Outrossim, a ausência de interferência pelo Estado sobre esta estrutura
hierárquica é outra vertente que favorece sua perpetuação. Em face disso, a simplificação da
escolha de profissionais para cargos diversos à análise de habilidades, haja vista a cultura
elitista que gere a maioria das posições de administração e desqualifica subjetivamente
indivíduos específicos, valida o sistema estigmatizante vigente no Brasil, de forma que a
equidade de oportunidade é descartada. Análogo a isso, está o exemplar literário “Eu sei
porque o pássaro canta na gaiola“, livro autobiográfico da escritora Maya Angelou, a qual
retrata sua dificuldade de ser aceita em um emprego apenas por sua cor de pele, sendo sujeita
a constante minimização cidadã. Consequentemente, percebe-se, através da narrativa e do
convergente cotidiano nacional, a importância de políticas e de ações afirmativas que reparem
os estigmas presentes coletivamente, posto que sua carência vulnerabiliza essas pessoas, além
de as impedir de gozarem de uma vida digna respaldada por direitos.

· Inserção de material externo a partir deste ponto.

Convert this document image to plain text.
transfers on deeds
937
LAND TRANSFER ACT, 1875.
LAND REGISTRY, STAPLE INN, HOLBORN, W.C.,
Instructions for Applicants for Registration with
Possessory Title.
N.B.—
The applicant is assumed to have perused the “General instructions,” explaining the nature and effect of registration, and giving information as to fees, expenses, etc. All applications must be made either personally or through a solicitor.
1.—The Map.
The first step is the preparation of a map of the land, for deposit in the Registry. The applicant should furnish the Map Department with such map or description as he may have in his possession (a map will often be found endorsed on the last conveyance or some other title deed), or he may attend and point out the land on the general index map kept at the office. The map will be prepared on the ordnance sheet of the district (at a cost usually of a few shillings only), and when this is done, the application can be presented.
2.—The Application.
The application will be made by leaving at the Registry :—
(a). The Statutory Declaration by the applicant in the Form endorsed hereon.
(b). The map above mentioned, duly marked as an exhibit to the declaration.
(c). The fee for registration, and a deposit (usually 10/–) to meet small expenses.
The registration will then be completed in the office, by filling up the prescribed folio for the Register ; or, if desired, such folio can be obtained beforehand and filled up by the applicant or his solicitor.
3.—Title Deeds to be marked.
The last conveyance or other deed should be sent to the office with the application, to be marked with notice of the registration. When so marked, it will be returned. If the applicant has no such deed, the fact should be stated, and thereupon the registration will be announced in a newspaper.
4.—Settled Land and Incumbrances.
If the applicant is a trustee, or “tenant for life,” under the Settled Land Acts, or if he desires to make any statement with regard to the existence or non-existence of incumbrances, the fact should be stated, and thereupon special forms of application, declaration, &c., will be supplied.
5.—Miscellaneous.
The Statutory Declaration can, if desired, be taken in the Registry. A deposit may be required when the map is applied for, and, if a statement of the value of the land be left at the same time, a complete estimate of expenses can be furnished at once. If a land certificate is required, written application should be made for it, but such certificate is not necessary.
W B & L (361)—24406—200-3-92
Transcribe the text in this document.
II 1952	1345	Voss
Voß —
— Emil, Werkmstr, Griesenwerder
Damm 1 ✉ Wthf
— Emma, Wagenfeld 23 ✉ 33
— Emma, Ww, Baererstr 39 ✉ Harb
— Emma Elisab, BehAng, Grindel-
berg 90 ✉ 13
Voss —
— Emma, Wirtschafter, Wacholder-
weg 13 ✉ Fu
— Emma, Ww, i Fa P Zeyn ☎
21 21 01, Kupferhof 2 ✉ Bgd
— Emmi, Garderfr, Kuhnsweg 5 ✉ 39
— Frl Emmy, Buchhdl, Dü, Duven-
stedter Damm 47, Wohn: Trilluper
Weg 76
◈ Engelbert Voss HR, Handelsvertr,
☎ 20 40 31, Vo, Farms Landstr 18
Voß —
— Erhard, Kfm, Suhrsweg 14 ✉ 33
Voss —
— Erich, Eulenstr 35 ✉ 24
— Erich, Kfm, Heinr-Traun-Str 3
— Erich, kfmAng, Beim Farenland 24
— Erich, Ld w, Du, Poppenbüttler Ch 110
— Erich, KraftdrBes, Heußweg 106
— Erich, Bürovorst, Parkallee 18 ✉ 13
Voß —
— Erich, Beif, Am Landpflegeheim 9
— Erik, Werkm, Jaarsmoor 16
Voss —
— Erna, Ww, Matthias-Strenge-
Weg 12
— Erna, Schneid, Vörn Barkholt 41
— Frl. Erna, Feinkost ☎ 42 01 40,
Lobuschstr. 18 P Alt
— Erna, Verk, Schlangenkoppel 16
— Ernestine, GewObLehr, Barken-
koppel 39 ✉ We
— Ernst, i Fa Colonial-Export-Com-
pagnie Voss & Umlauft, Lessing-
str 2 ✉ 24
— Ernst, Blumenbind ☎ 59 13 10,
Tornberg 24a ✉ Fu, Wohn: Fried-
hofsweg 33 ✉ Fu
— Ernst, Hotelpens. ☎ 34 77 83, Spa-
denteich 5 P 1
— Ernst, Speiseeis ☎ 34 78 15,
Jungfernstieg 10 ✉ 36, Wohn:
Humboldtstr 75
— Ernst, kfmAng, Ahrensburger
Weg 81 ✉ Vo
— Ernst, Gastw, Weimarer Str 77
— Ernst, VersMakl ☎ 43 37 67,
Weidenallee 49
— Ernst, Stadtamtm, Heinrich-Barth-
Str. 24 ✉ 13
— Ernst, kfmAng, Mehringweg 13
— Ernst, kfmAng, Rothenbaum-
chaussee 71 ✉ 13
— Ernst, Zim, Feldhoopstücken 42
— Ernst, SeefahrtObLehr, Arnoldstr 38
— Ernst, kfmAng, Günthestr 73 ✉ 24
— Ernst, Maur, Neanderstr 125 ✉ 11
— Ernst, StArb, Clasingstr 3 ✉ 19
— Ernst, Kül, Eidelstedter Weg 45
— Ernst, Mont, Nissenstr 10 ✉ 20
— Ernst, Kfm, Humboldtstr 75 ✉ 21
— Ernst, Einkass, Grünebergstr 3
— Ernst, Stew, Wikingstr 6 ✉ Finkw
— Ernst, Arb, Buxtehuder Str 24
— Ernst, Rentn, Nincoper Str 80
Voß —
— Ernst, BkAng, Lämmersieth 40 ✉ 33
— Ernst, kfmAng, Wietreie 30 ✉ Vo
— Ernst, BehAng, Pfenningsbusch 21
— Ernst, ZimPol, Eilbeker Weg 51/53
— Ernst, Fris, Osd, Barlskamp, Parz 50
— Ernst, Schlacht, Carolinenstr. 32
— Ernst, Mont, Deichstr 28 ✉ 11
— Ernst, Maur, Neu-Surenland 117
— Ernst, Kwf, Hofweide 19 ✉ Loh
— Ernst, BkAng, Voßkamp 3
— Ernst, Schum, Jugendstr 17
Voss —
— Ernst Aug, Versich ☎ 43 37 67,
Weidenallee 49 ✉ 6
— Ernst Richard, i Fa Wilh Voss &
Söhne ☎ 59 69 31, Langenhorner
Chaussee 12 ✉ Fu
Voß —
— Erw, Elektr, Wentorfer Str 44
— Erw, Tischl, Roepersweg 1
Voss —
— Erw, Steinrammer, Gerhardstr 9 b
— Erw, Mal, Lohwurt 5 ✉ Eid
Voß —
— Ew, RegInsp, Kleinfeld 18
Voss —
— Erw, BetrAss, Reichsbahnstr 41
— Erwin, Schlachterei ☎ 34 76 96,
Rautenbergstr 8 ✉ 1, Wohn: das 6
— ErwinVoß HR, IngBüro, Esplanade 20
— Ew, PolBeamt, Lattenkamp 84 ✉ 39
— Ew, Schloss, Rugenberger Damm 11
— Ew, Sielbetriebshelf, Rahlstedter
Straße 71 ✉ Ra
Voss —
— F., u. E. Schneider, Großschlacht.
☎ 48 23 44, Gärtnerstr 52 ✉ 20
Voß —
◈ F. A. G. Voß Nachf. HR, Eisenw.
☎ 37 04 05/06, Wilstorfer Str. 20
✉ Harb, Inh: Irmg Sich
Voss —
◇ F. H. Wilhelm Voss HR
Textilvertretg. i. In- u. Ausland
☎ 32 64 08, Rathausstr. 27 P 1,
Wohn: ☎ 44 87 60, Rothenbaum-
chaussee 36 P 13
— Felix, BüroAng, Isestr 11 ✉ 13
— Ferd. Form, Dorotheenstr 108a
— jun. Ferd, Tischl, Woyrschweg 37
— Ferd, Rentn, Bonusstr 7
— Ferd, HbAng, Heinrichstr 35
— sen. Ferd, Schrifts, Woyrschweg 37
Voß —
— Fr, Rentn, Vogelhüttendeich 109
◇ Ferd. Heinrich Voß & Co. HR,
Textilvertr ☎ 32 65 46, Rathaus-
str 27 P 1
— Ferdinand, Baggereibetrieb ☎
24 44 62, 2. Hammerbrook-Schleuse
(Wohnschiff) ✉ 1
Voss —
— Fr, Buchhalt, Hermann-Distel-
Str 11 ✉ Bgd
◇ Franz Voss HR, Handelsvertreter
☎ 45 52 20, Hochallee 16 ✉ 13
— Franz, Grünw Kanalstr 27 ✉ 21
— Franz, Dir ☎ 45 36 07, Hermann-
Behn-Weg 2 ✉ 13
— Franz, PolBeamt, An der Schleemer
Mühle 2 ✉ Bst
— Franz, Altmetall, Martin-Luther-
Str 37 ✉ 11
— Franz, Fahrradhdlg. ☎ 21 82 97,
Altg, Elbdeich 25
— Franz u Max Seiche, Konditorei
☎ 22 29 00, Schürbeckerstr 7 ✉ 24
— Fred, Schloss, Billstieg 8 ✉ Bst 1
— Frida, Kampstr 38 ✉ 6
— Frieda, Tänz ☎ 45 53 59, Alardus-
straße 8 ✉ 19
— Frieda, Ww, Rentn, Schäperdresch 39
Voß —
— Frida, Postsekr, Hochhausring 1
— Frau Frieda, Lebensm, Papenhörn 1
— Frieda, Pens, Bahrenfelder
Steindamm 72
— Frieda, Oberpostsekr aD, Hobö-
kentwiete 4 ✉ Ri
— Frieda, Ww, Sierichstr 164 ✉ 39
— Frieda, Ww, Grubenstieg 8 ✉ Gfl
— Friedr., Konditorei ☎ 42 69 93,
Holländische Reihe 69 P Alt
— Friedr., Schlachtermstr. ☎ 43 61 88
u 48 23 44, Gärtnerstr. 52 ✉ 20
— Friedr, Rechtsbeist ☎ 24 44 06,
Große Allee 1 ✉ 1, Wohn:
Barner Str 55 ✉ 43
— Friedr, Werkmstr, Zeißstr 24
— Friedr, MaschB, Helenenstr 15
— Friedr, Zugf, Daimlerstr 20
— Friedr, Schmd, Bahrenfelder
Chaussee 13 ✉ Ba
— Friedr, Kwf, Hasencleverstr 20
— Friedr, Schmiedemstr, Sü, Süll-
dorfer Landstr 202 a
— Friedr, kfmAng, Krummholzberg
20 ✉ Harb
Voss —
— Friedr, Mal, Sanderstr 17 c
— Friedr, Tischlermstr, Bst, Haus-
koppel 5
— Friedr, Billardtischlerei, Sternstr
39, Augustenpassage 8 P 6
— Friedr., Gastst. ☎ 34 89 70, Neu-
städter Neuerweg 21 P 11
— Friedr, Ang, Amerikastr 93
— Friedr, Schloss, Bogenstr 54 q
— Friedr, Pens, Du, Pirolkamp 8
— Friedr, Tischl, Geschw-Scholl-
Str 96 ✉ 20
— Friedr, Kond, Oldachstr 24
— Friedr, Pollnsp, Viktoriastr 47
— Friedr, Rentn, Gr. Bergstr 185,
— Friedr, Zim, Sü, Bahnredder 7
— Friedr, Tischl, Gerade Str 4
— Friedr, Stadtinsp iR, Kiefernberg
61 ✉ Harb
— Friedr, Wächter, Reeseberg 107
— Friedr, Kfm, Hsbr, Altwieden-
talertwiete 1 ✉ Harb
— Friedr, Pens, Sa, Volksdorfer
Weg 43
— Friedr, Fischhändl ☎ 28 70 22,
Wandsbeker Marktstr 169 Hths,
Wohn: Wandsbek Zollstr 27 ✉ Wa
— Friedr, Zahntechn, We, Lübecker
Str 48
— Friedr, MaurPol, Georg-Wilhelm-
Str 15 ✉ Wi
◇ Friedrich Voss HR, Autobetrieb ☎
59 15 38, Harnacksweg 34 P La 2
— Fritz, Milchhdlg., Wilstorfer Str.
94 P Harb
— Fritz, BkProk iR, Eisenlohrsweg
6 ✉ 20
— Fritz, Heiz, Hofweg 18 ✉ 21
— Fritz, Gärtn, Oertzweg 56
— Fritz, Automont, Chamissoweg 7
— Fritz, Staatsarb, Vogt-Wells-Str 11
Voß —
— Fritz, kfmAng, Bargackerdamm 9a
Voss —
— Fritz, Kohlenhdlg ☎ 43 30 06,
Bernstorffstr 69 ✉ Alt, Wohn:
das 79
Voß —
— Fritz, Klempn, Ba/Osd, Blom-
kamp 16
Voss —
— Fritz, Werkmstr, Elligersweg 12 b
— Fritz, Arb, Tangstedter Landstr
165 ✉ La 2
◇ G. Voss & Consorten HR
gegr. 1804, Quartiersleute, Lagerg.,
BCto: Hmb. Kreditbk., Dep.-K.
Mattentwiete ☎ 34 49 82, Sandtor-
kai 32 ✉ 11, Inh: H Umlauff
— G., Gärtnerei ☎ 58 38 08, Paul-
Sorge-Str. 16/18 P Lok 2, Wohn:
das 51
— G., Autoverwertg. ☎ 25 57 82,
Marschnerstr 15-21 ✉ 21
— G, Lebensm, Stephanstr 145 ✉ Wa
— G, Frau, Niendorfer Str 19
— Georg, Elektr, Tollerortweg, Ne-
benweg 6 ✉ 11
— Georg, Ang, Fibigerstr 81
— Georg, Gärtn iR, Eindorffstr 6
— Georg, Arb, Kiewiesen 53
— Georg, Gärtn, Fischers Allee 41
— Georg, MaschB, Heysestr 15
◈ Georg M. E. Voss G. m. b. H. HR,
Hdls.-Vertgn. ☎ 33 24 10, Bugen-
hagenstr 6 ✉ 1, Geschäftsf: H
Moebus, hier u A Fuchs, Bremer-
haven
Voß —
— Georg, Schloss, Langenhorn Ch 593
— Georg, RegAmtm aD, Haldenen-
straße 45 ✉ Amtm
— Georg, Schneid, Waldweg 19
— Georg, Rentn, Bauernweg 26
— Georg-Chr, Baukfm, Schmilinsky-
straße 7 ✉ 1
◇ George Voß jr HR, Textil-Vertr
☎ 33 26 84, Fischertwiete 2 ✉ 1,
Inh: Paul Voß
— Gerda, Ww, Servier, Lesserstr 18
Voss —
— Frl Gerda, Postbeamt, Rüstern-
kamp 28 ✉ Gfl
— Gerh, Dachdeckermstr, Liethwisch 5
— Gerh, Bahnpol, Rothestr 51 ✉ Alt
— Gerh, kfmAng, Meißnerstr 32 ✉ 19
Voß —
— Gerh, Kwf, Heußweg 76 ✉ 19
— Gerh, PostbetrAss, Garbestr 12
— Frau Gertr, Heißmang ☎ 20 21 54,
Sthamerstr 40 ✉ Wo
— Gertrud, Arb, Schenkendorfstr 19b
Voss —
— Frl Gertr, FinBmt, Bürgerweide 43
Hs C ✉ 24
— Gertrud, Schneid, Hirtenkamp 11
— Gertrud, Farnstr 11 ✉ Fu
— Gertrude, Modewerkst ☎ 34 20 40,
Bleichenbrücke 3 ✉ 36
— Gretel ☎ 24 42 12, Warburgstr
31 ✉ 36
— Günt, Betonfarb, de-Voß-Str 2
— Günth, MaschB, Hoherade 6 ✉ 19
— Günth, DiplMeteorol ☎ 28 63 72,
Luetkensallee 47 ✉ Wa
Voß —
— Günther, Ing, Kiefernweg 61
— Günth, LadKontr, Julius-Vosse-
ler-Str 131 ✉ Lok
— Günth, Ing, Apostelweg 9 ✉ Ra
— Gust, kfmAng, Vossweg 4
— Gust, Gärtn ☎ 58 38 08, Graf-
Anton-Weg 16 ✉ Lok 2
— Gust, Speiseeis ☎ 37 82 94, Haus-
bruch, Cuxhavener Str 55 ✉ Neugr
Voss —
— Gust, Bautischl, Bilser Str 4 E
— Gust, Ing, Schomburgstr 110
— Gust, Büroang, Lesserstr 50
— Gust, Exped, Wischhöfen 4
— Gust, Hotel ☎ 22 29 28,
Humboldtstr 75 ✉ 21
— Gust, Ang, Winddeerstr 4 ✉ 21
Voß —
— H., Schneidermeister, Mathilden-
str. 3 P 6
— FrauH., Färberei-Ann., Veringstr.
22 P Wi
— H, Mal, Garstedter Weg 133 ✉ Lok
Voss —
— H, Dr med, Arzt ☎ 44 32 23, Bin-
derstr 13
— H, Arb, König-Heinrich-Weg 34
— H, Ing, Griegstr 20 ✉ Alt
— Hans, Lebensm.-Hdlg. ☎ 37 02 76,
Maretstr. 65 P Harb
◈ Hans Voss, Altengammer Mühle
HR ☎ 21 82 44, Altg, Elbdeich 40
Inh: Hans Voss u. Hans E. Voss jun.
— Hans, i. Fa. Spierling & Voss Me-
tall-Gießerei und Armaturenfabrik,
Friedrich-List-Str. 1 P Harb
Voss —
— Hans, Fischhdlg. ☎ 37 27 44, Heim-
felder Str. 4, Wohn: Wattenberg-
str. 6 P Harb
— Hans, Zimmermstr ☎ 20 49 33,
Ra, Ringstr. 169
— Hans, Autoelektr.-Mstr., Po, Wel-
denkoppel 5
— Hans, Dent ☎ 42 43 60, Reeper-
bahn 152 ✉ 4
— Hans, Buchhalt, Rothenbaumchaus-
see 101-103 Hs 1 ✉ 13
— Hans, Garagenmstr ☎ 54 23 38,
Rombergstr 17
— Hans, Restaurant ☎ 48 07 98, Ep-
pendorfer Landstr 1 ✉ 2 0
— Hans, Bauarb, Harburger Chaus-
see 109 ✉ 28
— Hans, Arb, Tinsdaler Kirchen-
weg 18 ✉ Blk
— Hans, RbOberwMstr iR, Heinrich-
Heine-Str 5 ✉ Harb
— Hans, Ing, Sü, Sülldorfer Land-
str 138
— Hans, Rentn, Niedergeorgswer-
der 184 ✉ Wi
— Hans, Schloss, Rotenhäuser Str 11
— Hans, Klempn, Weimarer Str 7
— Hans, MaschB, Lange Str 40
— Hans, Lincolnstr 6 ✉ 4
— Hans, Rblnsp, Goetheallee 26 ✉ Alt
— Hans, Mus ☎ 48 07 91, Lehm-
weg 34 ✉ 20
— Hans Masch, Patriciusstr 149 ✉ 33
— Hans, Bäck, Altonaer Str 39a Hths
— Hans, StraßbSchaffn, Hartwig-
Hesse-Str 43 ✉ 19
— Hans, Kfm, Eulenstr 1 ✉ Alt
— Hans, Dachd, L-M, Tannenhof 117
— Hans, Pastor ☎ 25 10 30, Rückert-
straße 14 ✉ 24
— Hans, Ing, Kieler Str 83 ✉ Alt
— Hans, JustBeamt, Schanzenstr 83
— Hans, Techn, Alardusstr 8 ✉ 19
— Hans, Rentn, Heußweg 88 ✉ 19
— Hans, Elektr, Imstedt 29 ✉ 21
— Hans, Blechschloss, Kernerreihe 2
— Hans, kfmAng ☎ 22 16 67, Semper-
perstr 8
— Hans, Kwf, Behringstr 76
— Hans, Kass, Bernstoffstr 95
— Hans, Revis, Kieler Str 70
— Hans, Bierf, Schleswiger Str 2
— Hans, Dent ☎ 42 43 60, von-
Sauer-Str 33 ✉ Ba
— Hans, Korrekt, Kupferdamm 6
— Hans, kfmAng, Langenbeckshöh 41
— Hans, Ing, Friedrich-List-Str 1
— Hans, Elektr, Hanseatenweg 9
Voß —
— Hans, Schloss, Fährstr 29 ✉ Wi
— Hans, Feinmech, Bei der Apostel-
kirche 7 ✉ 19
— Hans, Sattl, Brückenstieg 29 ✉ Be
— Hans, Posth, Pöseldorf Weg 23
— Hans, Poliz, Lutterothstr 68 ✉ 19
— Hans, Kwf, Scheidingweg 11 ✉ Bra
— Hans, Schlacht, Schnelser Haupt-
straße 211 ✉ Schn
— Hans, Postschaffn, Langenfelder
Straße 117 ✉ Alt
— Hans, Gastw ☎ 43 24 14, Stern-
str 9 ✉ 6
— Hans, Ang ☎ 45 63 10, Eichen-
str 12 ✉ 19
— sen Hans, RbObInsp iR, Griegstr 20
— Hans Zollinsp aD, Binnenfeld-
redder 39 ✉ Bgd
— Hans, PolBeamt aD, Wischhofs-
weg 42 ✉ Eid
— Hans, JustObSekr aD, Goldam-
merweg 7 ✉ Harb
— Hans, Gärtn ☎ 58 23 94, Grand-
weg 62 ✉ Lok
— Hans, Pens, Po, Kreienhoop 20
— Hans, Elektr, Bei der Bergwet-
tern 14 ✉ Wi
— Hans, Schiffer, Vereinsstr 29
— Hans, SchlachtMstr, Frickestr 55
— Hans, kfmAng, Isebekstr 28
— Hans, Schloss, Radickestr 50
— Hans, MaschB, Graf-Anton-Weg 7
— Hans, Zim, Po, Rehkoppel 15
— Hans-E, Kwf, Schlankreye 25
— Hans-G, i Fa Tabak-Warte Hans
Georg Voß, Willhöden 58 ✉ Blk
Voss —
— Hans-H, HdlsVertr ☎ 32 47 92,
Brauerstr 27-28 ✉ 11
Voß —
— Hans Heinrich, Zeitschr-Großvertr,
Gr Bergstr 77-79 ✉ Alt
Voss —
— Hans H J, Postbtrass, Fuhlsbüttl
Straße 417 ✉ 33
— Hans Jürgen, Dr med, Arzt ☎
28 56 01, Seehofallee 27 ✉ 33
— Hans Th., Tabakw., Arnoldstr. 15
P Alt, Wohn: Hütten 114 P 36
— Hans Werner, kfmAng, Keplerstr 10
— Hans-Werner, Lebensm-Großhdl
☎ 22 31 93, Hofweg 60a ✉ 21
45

Portanto, é indubitável a ilegitimidade do discurso meristocrata quando se reflete
quanto às divergências populacionais e aos preconceitos dominantes territorialmente. À vista
disso, compete ao Ministério da Educação, órgão propulsor do conhecimento, junto à mídia,
reverter o caráter idealizada das propagandas sobre sucesso pessoal, mediante campanhas
digitais e televisivos que politizem a população sobre as disparidades vividas e a importância
de reconhecer o cenário, a fim de que não haja manipulação da realidade. Ademais, cabe ao
Ministério da Cidadania, conectado ao do Trabalho, criar políticas públicas que equilibrem a
divergência de oportunidades entre etnias, gêneros, classes e outros, por meio de projetos que
exijam de empresas públicas e privadas uma porcentagem significativa de pessoas
marginalizados atuantes, visando a equidade. Espera-se, assim, desmistificar o sucesso e
garanti-lo a todos, em oposição a série “Hierarquia”.